Николай Семёнович Тимофеев

Забыть мне его, однако, не довелось. Случай, всегда насмехающийся над законом вероятности (сколько у меня было в жизни таких невероятных встреч!), свел нас опять осенью 1945 г. в британской зоне Австрии.

С конца лета я проживал с мамой в Ди-Пи лагере Капфенберг, в Штирии, куда нас перевели из недоброй памяти лагеря Пеггетц, превращенного англичанами после лиенцевского побоища 1-го июня 1945 г. в лагерь югословенских беженцев (его обитателями стали главным образом эмигранты из Югославии и советские граждане, записавшиеся таковыми). В сентябре мне представилась возможность поступить в университет в г. Граце.

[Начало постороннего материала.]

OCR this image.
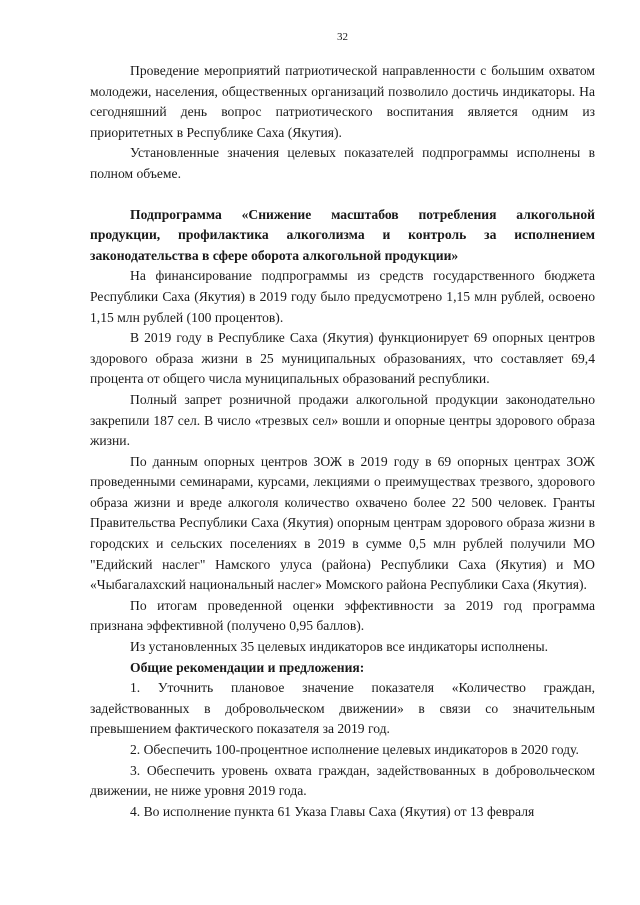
32

Проведение мероприятий патриотической направленности с большим охватом молодежи, населения, общественных организаций позволило достичь индикаторы. На сегодняшний день вопрос патриотического воспитания является одним из приоритетных в Республике Саха (Якутия).

Установленные значения целевых показателей подпрограммы исполнены в полном объеме.

Подпрограмма «Снижение масштабов потребления алкогольной продукции, профилактика алкоголизма и контроль за исполнением законодательства в сфере оборота алкогольной продукции»

На финансирование подпрограммы из средств государственного бюджета Республики Саха (Якутия) в 2019 году было предусмотрено 1,15 млн рублей, освоено 1,15 млн рублей (100 процентов).

В 2019 году в Республике Саха (Якутия) функционирует 69 опорных центров здорового образа жизни в 25 муниципальных образованиях, что составляет 69,4 процента от общего числа муниципальных образований республики.

Полный запрет розничной продажи алкогольной продукции законодательно закрепили 187 сел. В число «трезвых сел» вошли и опорные центры здорового образа жизни.

По данным опорных центров ЗОЖ в 2019 году в 69 опорных центрах ЗОЖ проведенными семинарами, курсами, лекциями о преимуществах трезвого, здорового образа жизни и вреде алкоголя количество охвачено более 22 500 человек. Гранты Правительства Республики Саха (Якутия) опорным центрам здорового образа жизни в городских и сельских поселениях в 2019 в сумме 0,5 млн рублей получили МО "Едийский наслег" Намского улуса (района) Республики Саха (Якутия) и МО «Чыбагалахский национальный наслег» Момского района Республики Саха (Якутия).

По итогам проведенной оценки эффективности за 2019 год программа признана эффективной (получено 0,95 баллов).

Из установленных 35 целевых индикаторов все индикаторы исполнены.

Общие рекомендации и предложения:

1. Уточнить плановое значение показателя «Количество граждан, задействованных в добровольческом движении» в связи со значительным превышением фактического показателя за 2019 год.

2. Обеспечить 100-процентное исполнение целевых индикаторов в 2020 году.

3. Обеспечить уровень охвата граждан, задействованных в добровольческом движении, не ниже уровня 2019 года.

4. Во исполнение пункта 61 Указа Главы Саха (Якутия) от 13 февраля
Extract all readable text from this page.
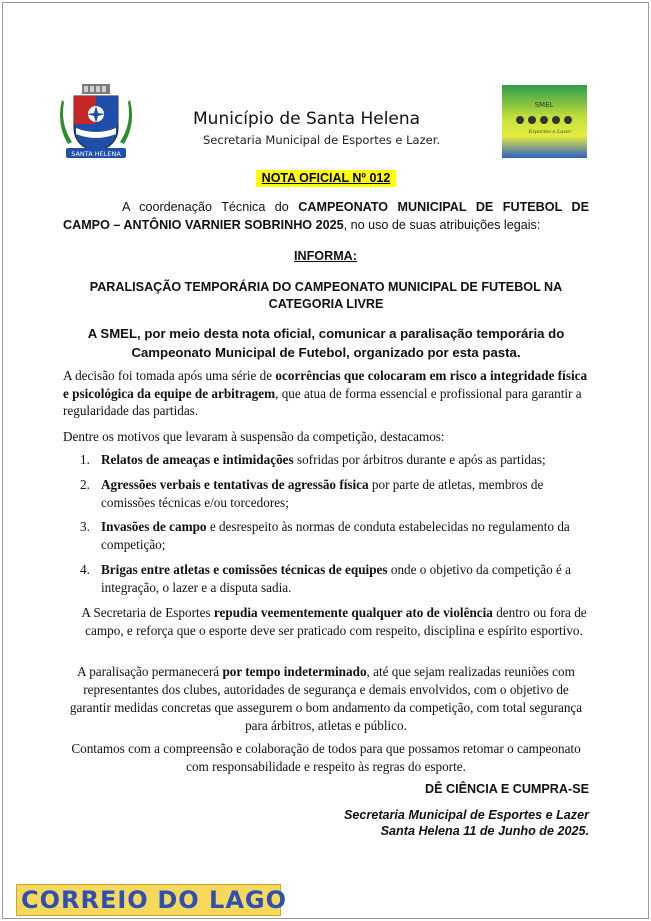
SANTA HELENA
Município de Santa Helena
Secretaria Municipal de Esportes e Lazer.
SMEL
Esportes e Lazer
NOTA OFICIAL Nº 012

A coordenação Técnica do CAMPEONATO MUNICIPAL DE FUTEBOL DE CAMPO – ANTÔNIO VARNIER SOBRINHO 2025, no uso de suas atribuições legais:

INFORMA:
PARALISAÇÃO TEMPORÁRIA DO CAMPEONATO MUNICIPAL DE FUTEBOL NA CATEGORIA LIVRE
A SMEL, por meio desta nota oficial, comunicar a paralisação temporária do Campeonato Municipal de Futebol, organizado por esta pasta.

A decisão foi tomada após uma série de ocorrências que colocaram em risco a integridade física e psicológica da equipe de arbitragem, que atua de forma essencial e profissional para garantir a regularidade das partidas.

Dentre os motivos que levaram à suspensão da competição, destacamos:

1. Relatos de ameaças e intimidações sofridas por árbitros durante e após as partidas;
2. Agressões verbais e tentativas de agressão física por parte de atletas, membros de comissões técnicas e/ou torcedores;
3. Invasões de campo e desrespeito às normas de conduta estabelecidas no regulamento da competição;
4. Brigas entre atletas e comissões técnicas de equipes onde o objetivo da competição é a integração, o lazer e a disputa sadia.

A Secretaria de Esportes repudia veementemente qualquer ato de violência dentro ou fora de campo, e reforça que o esporte deve ser praticado com respeito, disciplina e espírito esportivo.

A paralisação permanecerá por tempo indeterminado, até que sejam realizadas reuniões com representantes dos clubes, autoridades de segurança e demais envolvidos, com o objetivo de garantir medidas concretas que assegurem o bom andamento da competição, com total segurança para árbitros, atletas e público.

Contamos com a compreensão e colaboração de todos para que possamos retomar o campeonato com responsabilidade e respeito às regras do esporte.

DÊ CIÊNCIA E CUMPRA-SE
Secretaria Municipal de Esportes e Lazer
Santa Helena 11 de Junho de 2025.
CORREIO DO LAGO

По экономическим ресурсам и природным богатствам Австрия не могла равняться ни с капиталистическими США, ни с социалистическим Советским Союзом, и всю страну можно было пересечь скорым поездом из одного конца в другой менее чем за сутки (при условии, разумеется, что поезд не задерживался в пути и шел без запозданий). Но высшее образование в ней было бесплатным и доступным для всех, независимо от чековой книжки или социального происхождения. Требовалось лишь представить аттестат об окончании гимназии. Такого аттестата у меня не было. Свидетельство об окончании средней школы в Харькове пропало вместе с остальными нашими вещами в день палкования казачьих беженцев британскими солдатами. Было не до вещей и не до аттестатов.

Тем не менее, я записался вольнослушателем на курсы по химии, высшей математике и философии. Студенты-иностранцы были помещены в общежитие в большом доме на Кеплерштрассе. В другой половине дома жили беженцы, судетекие немцы, изгнанные в ходе «этнической чистки» с насиженных мест чехами.

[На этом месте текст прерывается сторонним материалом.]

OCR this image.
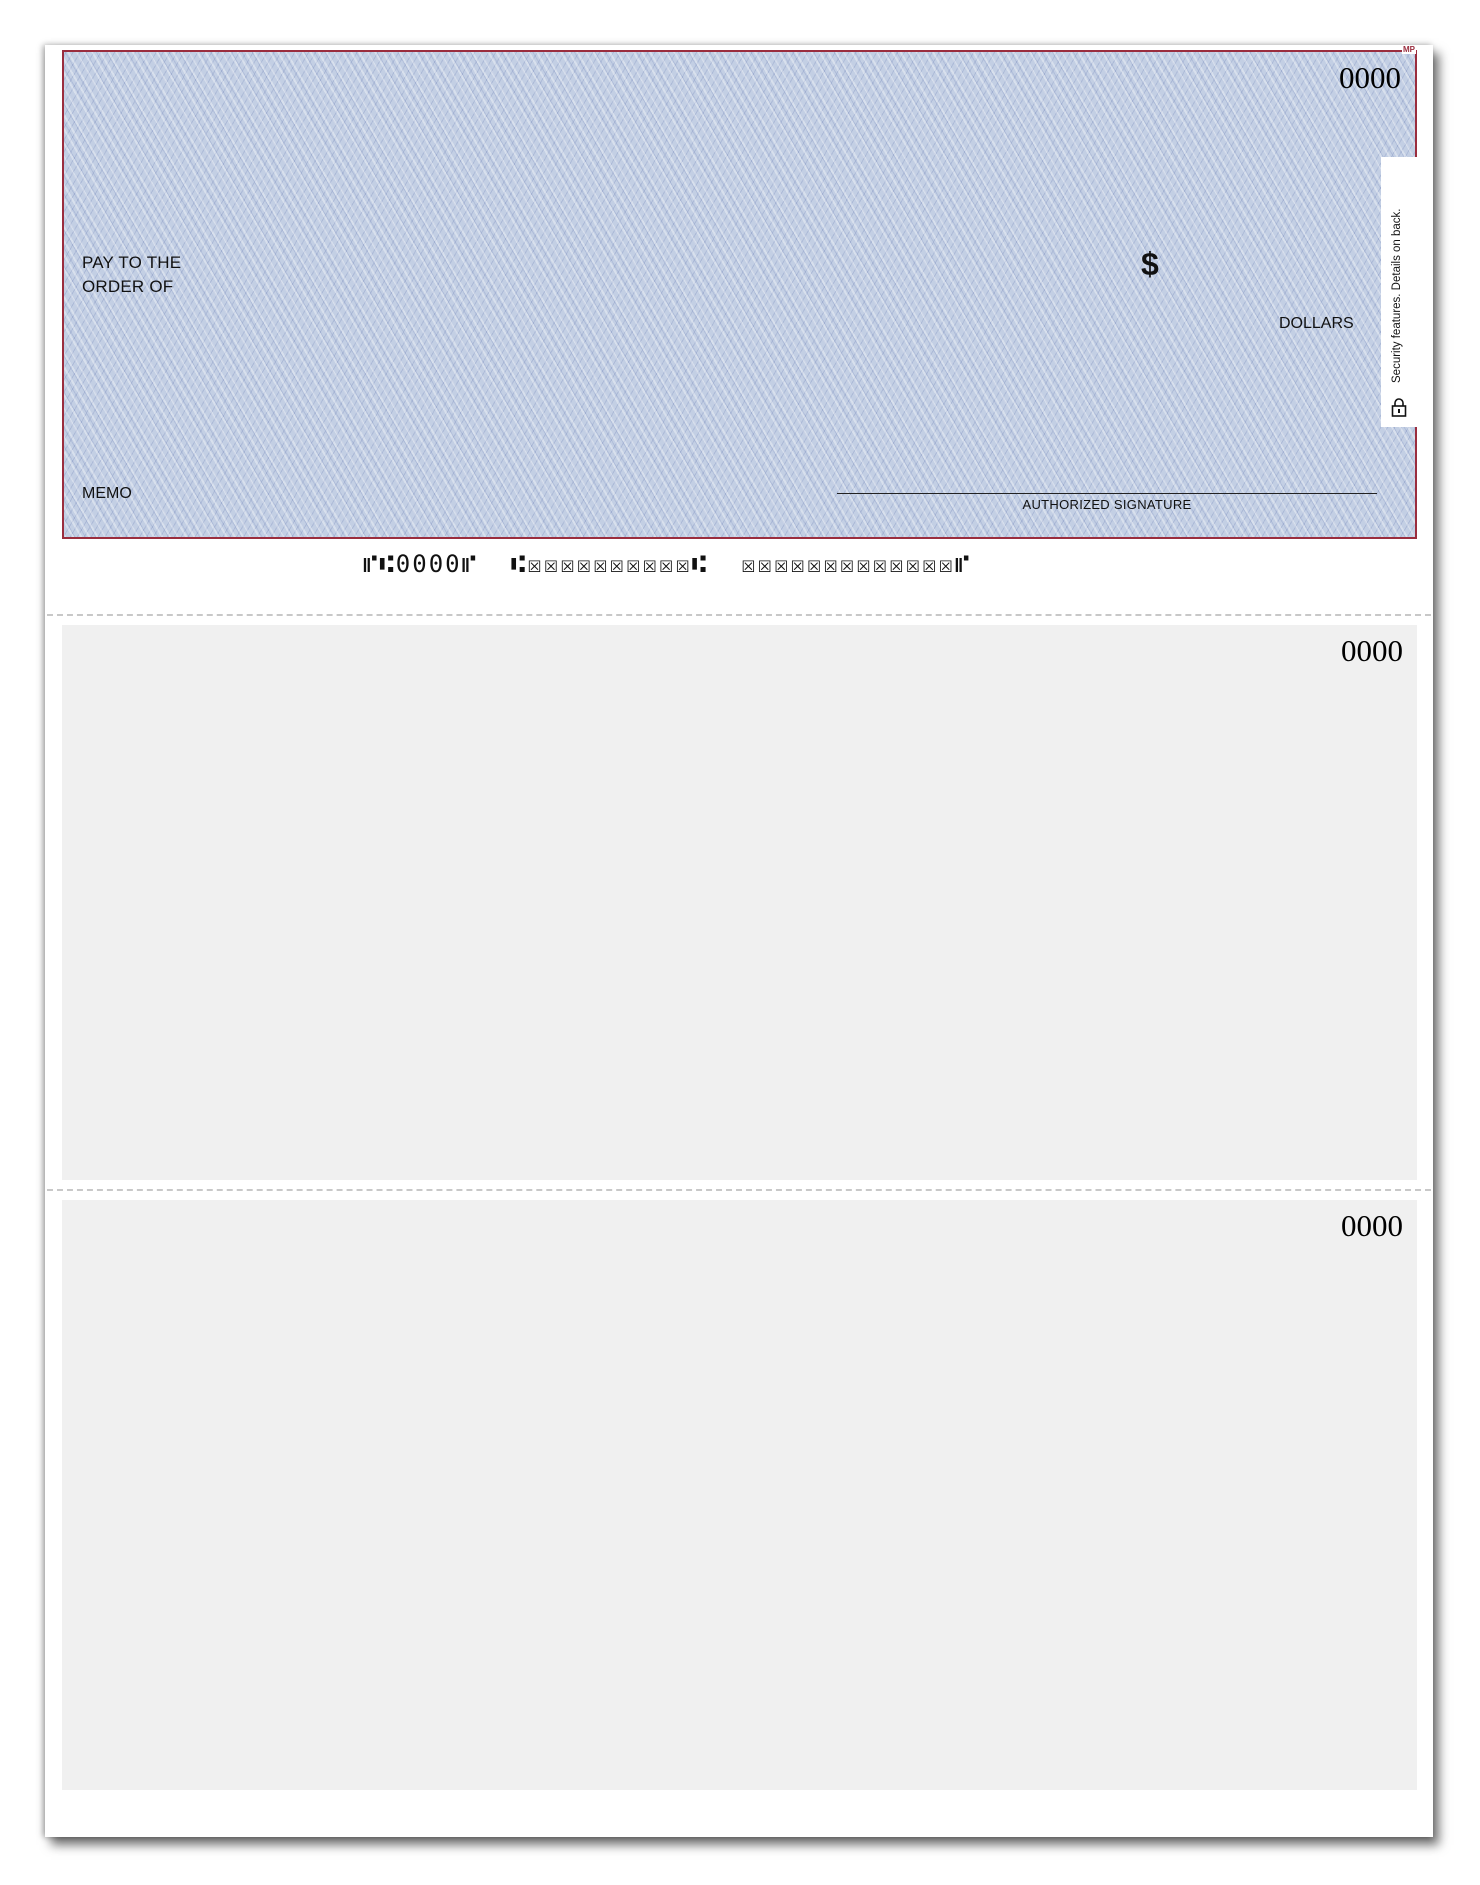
MP
0000
PAY TO THE
ORDER OF
$
DOLLARS
MEMO
AUTHORIZED SIGNATURE
Security features. Details on back.
⑈⑆0000⑈  ⑆☒☒☒☒☒☒☒☒☒☒⑆  ☒☒☒☒☒☒☒☒☒☒☒☒☒⑈
0000
0000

В нашей комнате на втором этаже поместилось шестеро русских, бывших советских граждан-казаков и власовцев. Разумеется, официально мы числились бесподданными русскими эмигрантами из Югославии или Польши. Народ был боевой. «Прошли Крым, и Рим, и медные трубы».

Однажды вечером мы разговорились «о делах не столь давно минувших дней» (позволяю себе вольность со строкой Пушкина). Я растянулся на верхнем этаже барачно-казарменной кровати и разглагольствовал о славном казачестве. Вдруг громкий и знакомый тенористый голос прозвучал у моего уха: «А, казаки… Это интересно… Говорите, говорите!»

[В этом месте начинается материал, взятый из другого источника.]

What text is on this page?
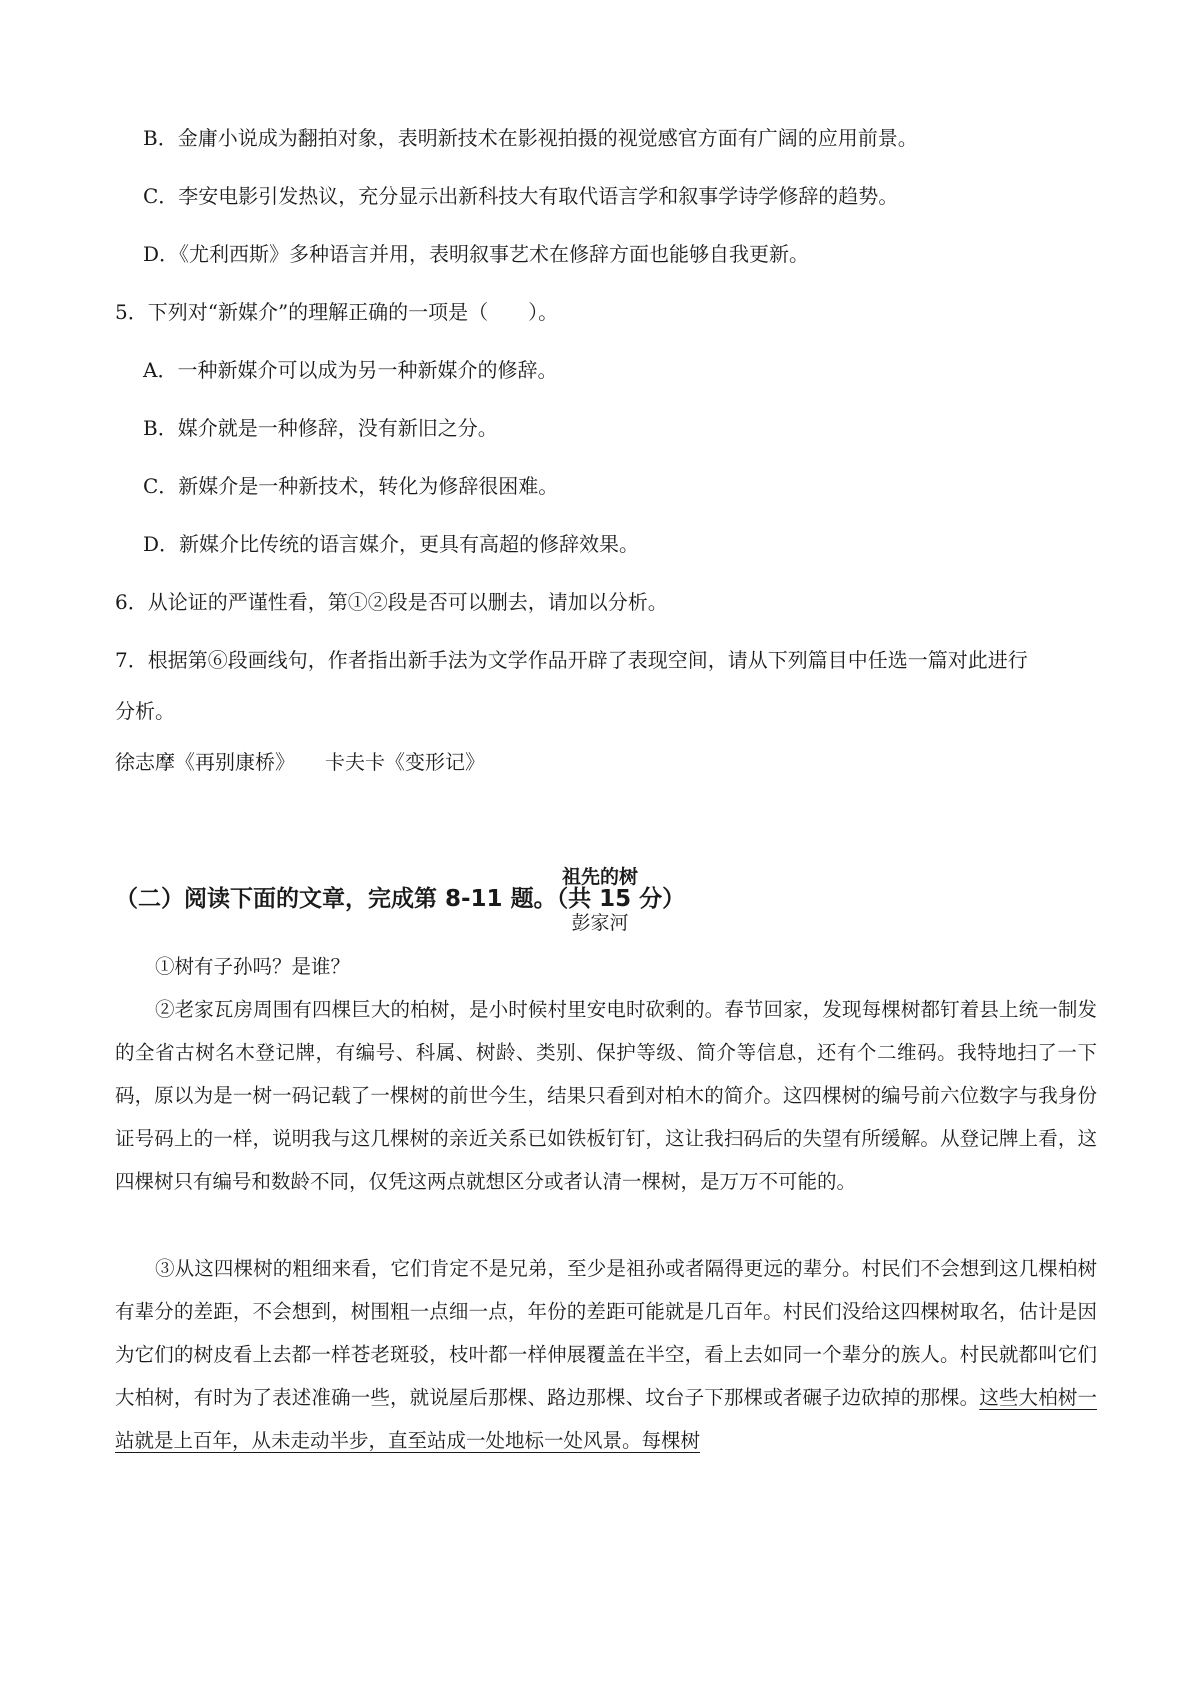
B．金庸小说成为翻拍对象，表明新技术在影视拍摄的视觉感官方面有广阔的应用前景。
C．李安电影引发热议，充分显示出新科技大有取代语言学和叙事学诗学修辞的趋势。
D．《尤利西斯》多种语言并用，表明叙事艺术在修辞方面也能够自我更新。
5．下列对“新媒介”的理解正确的一项是（　　）。
A．一种新媒介可以成为另一种新媒介的修辞。
B．媒介就是一种修辞，没有新旧之分。
C．新媒介是一种新技术，转化为修辞很困难。
D．新媒介比传统的语言媒介，更具有高超的修辞效果。
6．从论证的严谨性看，第①②段是否可以删去，请加以分析。
7．根据第⑥段画线句，作者指出新手法为文学作品开辟了表现空间，请从下列篇目中任选一篇对此进行
分析。
徐志摩《再别康桥》　　卡夫卡《变形记》
（二）阅读下面的文章，完成第 8-11 题。（共 15 分）
祖先的树
彭家河
①树有子孙吗？是谁？
②老家瓦房周围有四棵巨大的柏树，是小时候村里安电时砍剩的。春节回家，发现每棵树都钉着县上统一制发的全省古树名木登记牌，有编号、科属、树龄、类别、保护等级、简介等信息，还有个二维码。我特地扫了一下码，原以为是一树一码记载了一棵树的前世今生，结果只看到对柏木的简介。这四棵树的编号前六位数字与我身份证号码上的一样，说明我与这几棵树的亲近关系已如铁板钉钉，这让我扫码后的失望有所缓解。从登记牌上看，这四棵树只有编号和数龄不同，仅凭这两点就想区分或者认清一棵树，是万万不可能的。
③从这四棵树的粗细来看，它们肯定不是兄弟，至少是祖孙或者隔得更远的辈分。村民们不会想到这几棵柏树有辈分的差距，不会想到，树围粗一点细一点，年份的差距可能就是几百年。村民们没给这四棵树取名，估计是因为它们的树皮看上去都一样苍老斑驳，枝叶都一样伸展覆盖在半空，看上去如同一个辈分的族人。村民就都叫它们大柏树，有时为了表述准确一些，就说屋后那棵、路边那棵、坟台子下那棵或者碾子边砍掉的那棵。这些大柏树一站就是上百年，从未走动半步，直至站成一处地标一处风景。每棵树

Я повернул голову и онемел от неожиданности. На меня смотрели глаза несимпатичного мне «юнкера-фельдфебеля» из Берлина, специалиста по масонским делам. Также и теперь он был не один. Позади него стоял человек — квадратная глыба в темном пиджаке с грубым выражением лица, русские слова он произносил с галицким выговором.